My Before and After Profile

It look less than 10 minutes to add the phrases I’ve highlighted in yellow, below, to my LinkedIn profile. What a difference! It strengthens the profile and makes me stand heads and shoulders above many of my competitors. Here’s the most recent rewrite:

Here’s what I’ve done to achieve one of the top (unpaid) positions as “publicity expert” on Google:

- -Wrote four books on publicity and PR to teach people how to become the go-to experts in their field and outwit their competition in the media spotlight..

- -Contributed to more than 60 books on PR, marketing and small business and explained how anyone can boost their media star power.
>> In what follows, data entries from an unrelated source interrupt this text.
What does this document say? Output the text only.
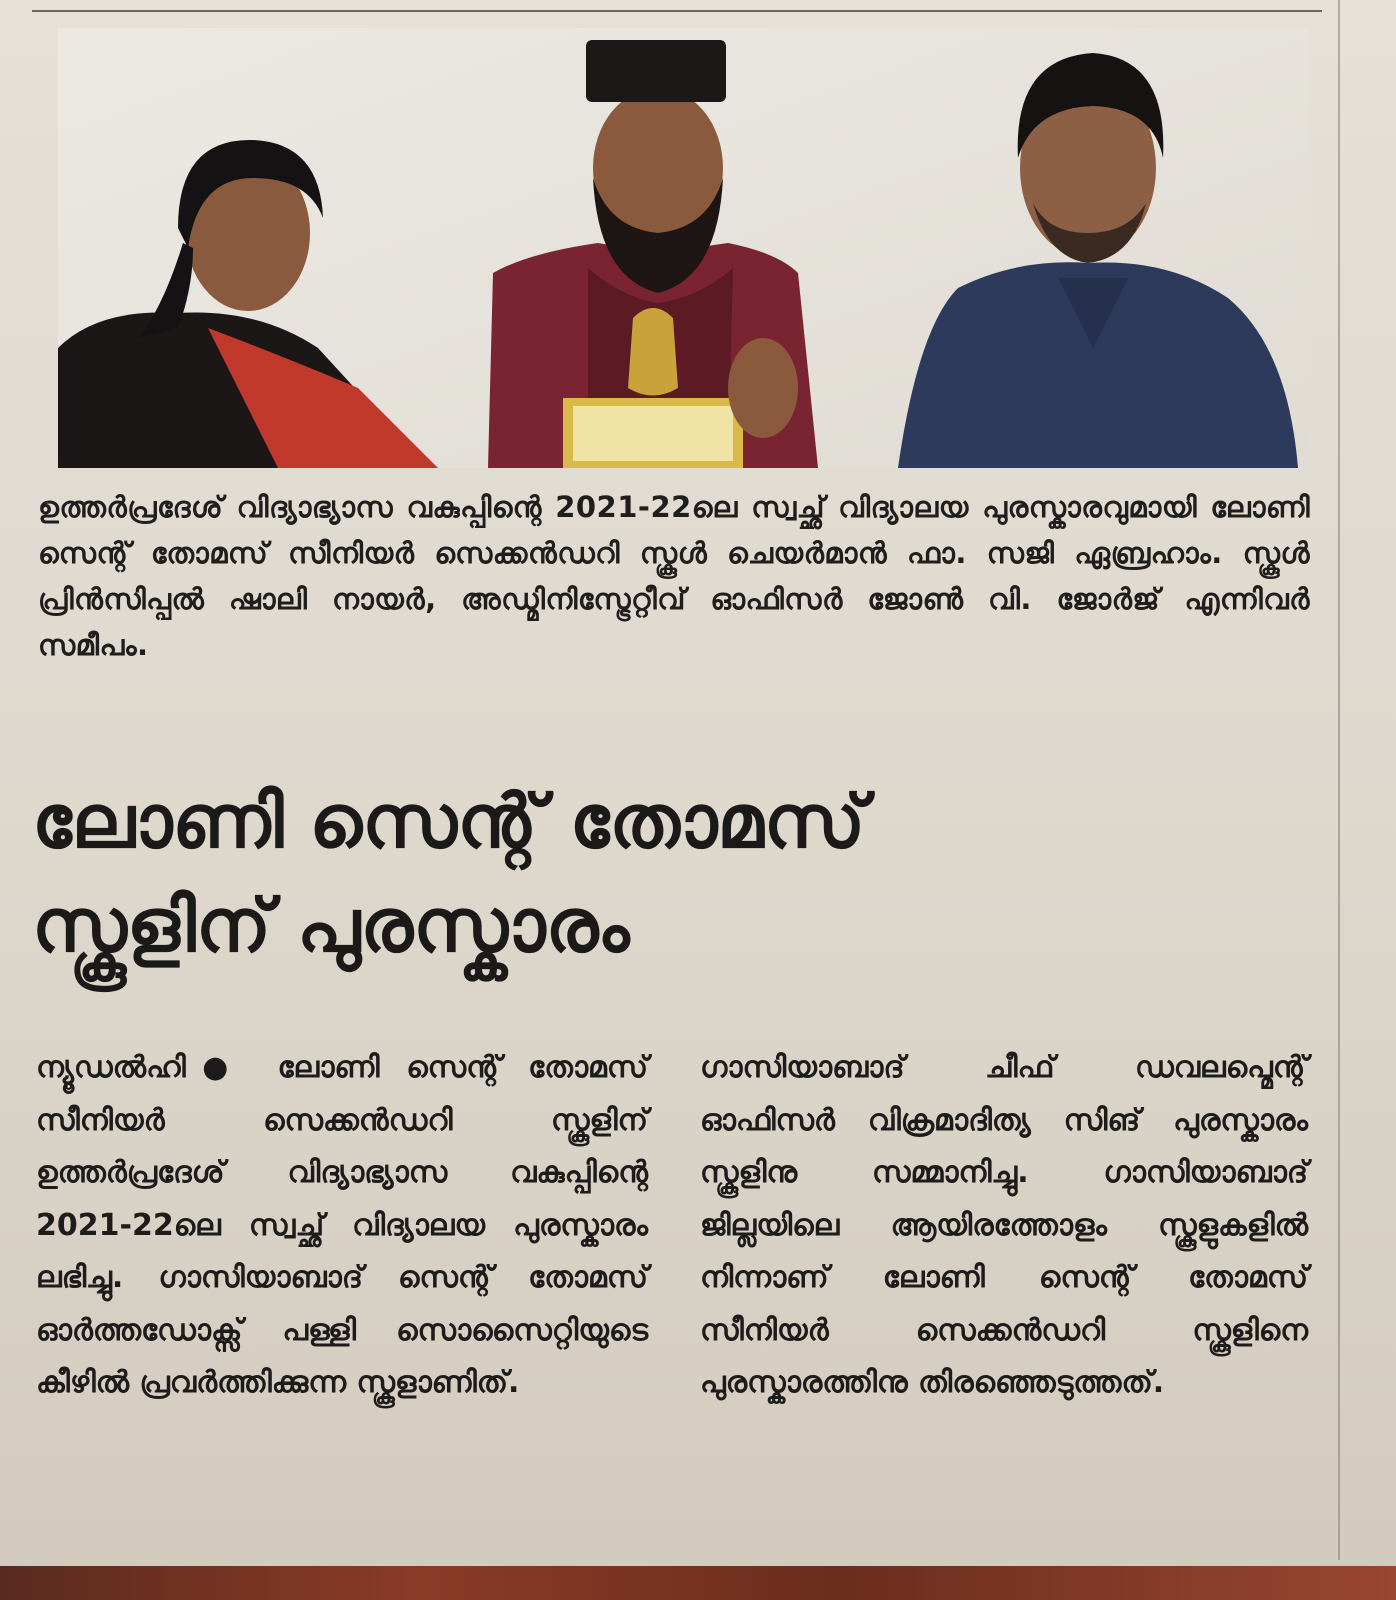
ഉത്തർപ്രദേശ് വിദ്യാഭ്യാസ വകുപ്പിന്റെ 2021-22ലെ സ്വച്ഛ് വിദ്യാലയ പുരസ്കാരവുമായി ലോണി സെന്റ് തോമസ് സീനിയർ സെക്കൻഡറി സ്കൂൾ ചെയർമാൻ ഫാ. സജി ഏബ്രഹാം. സ്കൂൾ പ്രിൻസിപ്പൽ ഷാലി നായർ, അഡ്മിനിസ്ട്രേറ്റീവ് ഓഫിസർ ജോൺ വി. ജോർജ് എന്നിവർ സമീപം.
ലോണി സെന്റ് തോമസ്
സ്കൂളിന് പുരസ്കാരം
ന്യൂഡൽഹി● ലോണി സെന്റ് തോമസ് സീനിയർ സെക്കൻഡറി സ്കൂളിന് ഉത്തർപ്രദേശ് വിദ്യാഭ്യാസ വകുപ്പിന്റെ 2021-22ലെ സ്വച്ഛ് വിദ്യാലയ പുരസ്കാരം ലഭിച്ചു. ഗാസിയാബാദ് സെന്റ് തോമസ് ഓർത്തഡോക്സ് പള്ളി സൊസൈറ്റിയുടെ കീഴിൽ പ്രവർത്തിക്കുന്ന സ്കൂളാണിത്.
ഗാസിയാബാദ് ചീഫ് ഡവലപ്മെന്റ് ഓഫിസർ വിക്രമാദിത്യ സിങ് പുരസ്കാരം സ്കൂളിനു സമ്മാനിച്ചു. ഗാസിയാബാദ് ജില്ലയിലെ ആയിരത്തോളം സ്കൂളുകളിൽ നിന്നാണ് ലോണി സെന്റ് തോമസ് സീനിയർ സെക്കൻഡറി സ്കൂളിനെ പുരസ്കാരത്തിനു തിരഞ്ഞെടുത്തത്.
 – -Wrote about publicity as the PR columnist for Entrepreneur.com, showing businesses how to use online and offline promotion to sell more products and services, even with no PR budget.
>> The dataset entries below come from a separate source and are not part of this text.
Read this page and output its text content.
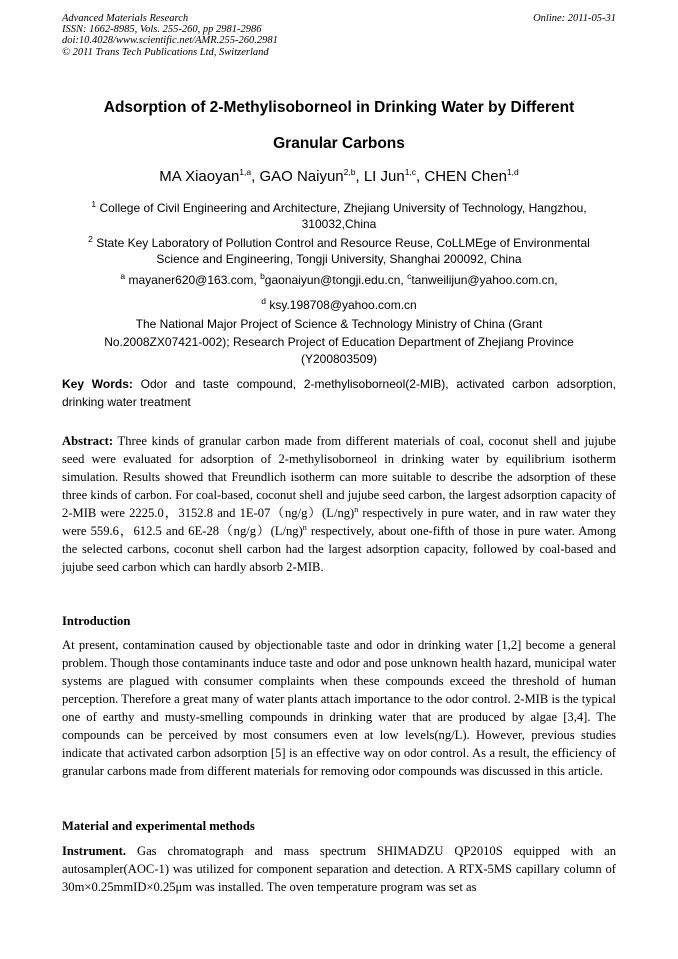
Advanced Materials Research
ISSN: 1662-8985, Vols. 255-260, pp 2981-2986
doi:10.4028/www.scientific.net/AMR.255-260.2981
© 2011 Trans Tech Publications Ltd, Switzerland
Online: 2011-05-31
Adsorption of 2-Methylisoborneol in Drinking Water by Different
Granular Carbons
MA Xiaoyan$^{1,a}$, GAO Naiyun$^{2,b}$, LI Jun$^{1,c}$, CHEN Chen$^{1,d}$
$^1$ College of Civil Engineering and Architecture, Zhejiang University of Technology, Hangzhou, 310032,China
$^2$ State Key Laboratory of Pollution Control and Resource Reuse, CoLLMEge of Environmental Science and Engineering, Tongji University, Shanghai 200092, China
$^a$ mayaner620@163.com, $^b$gaonaiyun@tongji.edu.cn, $^c$tanweilijun@yahoo.com.cn,
$^d$ ksy.198708@yahoo.com.cn
The National Major Project of Science & Technology Ministry of China (Grant
No.2008ZX07421-002); Research Project of Education Department of Zhejiang Province
(Y200803509)
Key Words: Odor and taste compound, 2-methylisoborneol(2-MIB), activated carbon adsorption, drinking water treatment
Abstract: Three kinds of granular carbon made from different materials of coal, coconut shell and jujube seed were evaluated for adsorption of 2-methylisoborneol in drinking water by equilibrium isotherm simulation. Results showed that Freundlich isotherm can more suitable to describe the adsorption of these three kinds of carbon. For coal-based, coconut shell and jujube seed carbon, the largest adsorption capacity of 2-MIB were 2225.0，3152.8 and $1E-07(ng/g)(L/ng)^n$ respectively in pure water, and in raw water they were 559.6，612.5 and $6E-28(ng/g)(L/ng)^n$ respectively, about one-fifth of those in pure water. Among the selected carbons, coconut shell carbon had the largest adsorption capacity, followed by coal-based and jujube seed carbon which can hardly absorb 2-MIB.
Introduction
At present, contamination caused by objectionable taste and odor in drinking water [1,2] become a general problem. Though those contaminants induce taste and odor and pose unknown health hazard, municipal water systems are plagued with consumer complaints when these compounds exceed the threshold of human perception. Therefore a great many of water plants attach importance to the odor control. 2-MIB is the typical one of earthy and musty-smelling compounds in drinking water that are produced by algae [3,4]. The compounds can be perceived by most consumers even at low levels(ng/L). However, previous studies indicate that activated carbon adsorption [5] is an effective way on odor control. As a result, the efficiency of granular carbons made from different materials for removing odor compounds was discussed in this article.
Material and experimental methods
Instrument. Gas chromatograph and mass spectrum SHIMADZU QP2010S equipped with an autosampler(AOC-1) was utilized for component separation and detection. A RTX-5MS capillary column of 30m×0.25mmID×0.25μm was installed. The oven temperature program was set as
 –Created more than 150 learning tools on how to use free publicity in traditional and social media, complete with easy-to-understand, step-by-step directions.

 –Mentored entrepreneurs, authors, speakers and business owners and taught them how to feel comfortable talking to reporters and being interviewed on TV.
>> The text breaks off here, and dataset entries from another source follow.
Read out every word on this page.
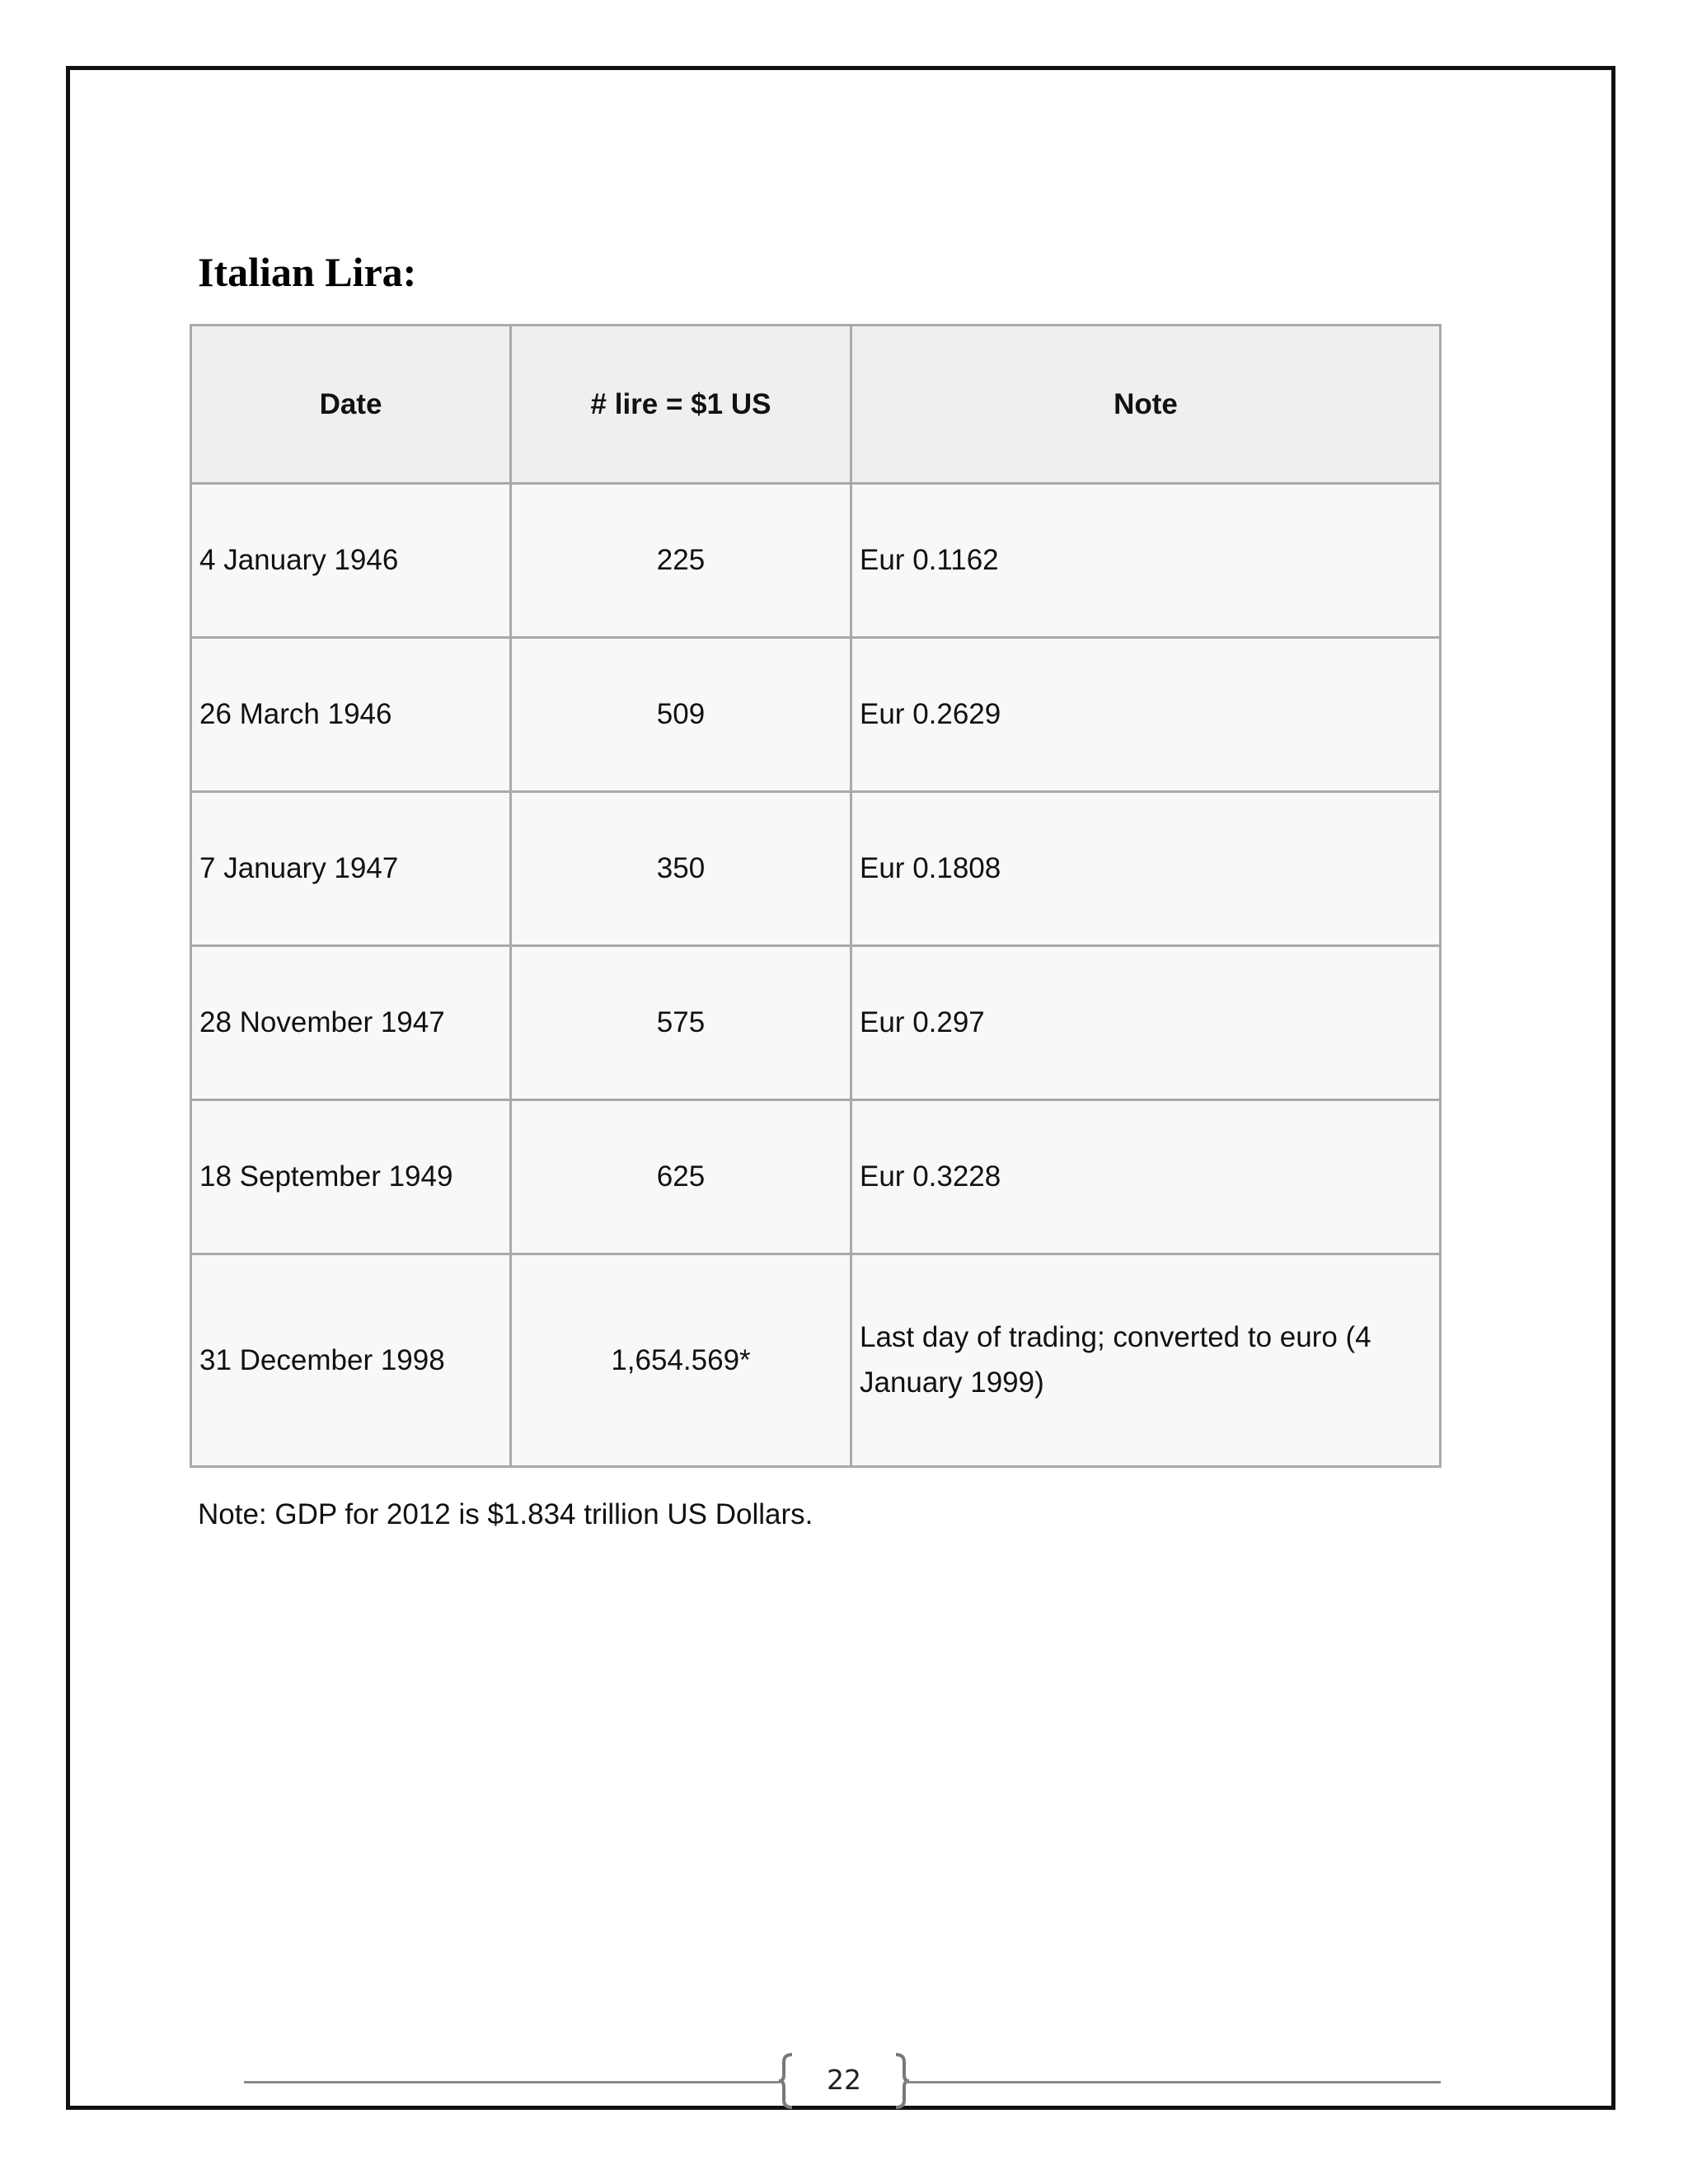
Italian Lira:
Date	# lire = $1 US	Note
4 January 1946	225	Eur 0.1162
26 March 1946	509	Eur 0.2629
7 January 1947	350	Eur 0.1808
28 November 1947	575	Eur 0.297
18 September 1949	625	Eur 0.3228
31 December 1998	1,654.569*	Last day of trading; converted to euro (4 January 1999)

Note: GDP for 2012 is $1.834 trillion US Dollars.

22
 –Coached thousands of CEOs and business owners, nonprofit executives, PR agency staff, publicists, marketing directors, authors, speakers and experts.

 –Presented keynotes and workshops at industry conferences where I received top ratings from audience members and meeting planners, and invitations to speak again at many of the same conferences.

 –Hosted and presented hundreds of my own teleseminars and webinars on PR and social media topics.

 –Published the popular ezine, “The Publicity Hound’s Tips of the Week,” for more than 12 years. It’s filled with the best tips, tricks and tools for promoting anything.

 –Accepted and rejected thousands of story ideas as a newspaper editor and blogger. I know what makes a great pitch, attracts attention, and encourages journalists, bloggers and your social media followers to spread the word about you.

 I’m a big fan of social media and an enthusiastic user and was named one of the The 40 Most Approachable Social Media A-listers on Twitter. I share dozens of helpful tips each week at http://www.twitter.com/PublicityHound.

 I’d love to hear from you. Ask me a question on my Facebook page at http://www.facebook.com/publicitytips.

 

Now, Make Your Own List

Do you have a list like mine? It’s not as hard as you might think.

Start by reviewing your own website, looking for words and phrases that explain the value of working with you.

Next, review all of your marketing materials: brochures, fliers, business cards, etc.

Review all your bios, including those on the social media sites.  

Now, go to the websites of your competitors and read all their marketing copy. You’ll be amazed at how many of their phrases you can add to your own list, assuming that you do, indeed, add that specific value. Pay particular attention to their sales letters.

 

Look in Ads, Too

Next, Google a keyword phrase that is most closely associated with your expertise. Mine would be “free publicity” or “business promotion.” Look at the pink shaded boxes on top at the top of the search results, and the ads on the right. Those are Google pay-per-click ads.

Pluck out words and phrases you see in the ads that would make someone click.  Do those value statements or benefits apply to you?  If so, add them to your list. 

I found three phrases that apply to me within these two ads:

Get Free Publicity

make your phone ring today

Keep the List Nearby

Print your list and hang it within eyesight of your work station. Every time you write something about yourself, your products or services or your business, refer to the list and use value statements whenever possible.

Every time you write a proposal, answer an email from a potential customer, rewrite a social media profile, answer a journalist’s query, or blog about something you’re doing, refer to the list and choose the value statements that best fit.

Now, tell me. Do you feel sleazy spying on your competitors’ sales pages, marketing materials or ads? Do you think it’s unethical? Would you do this?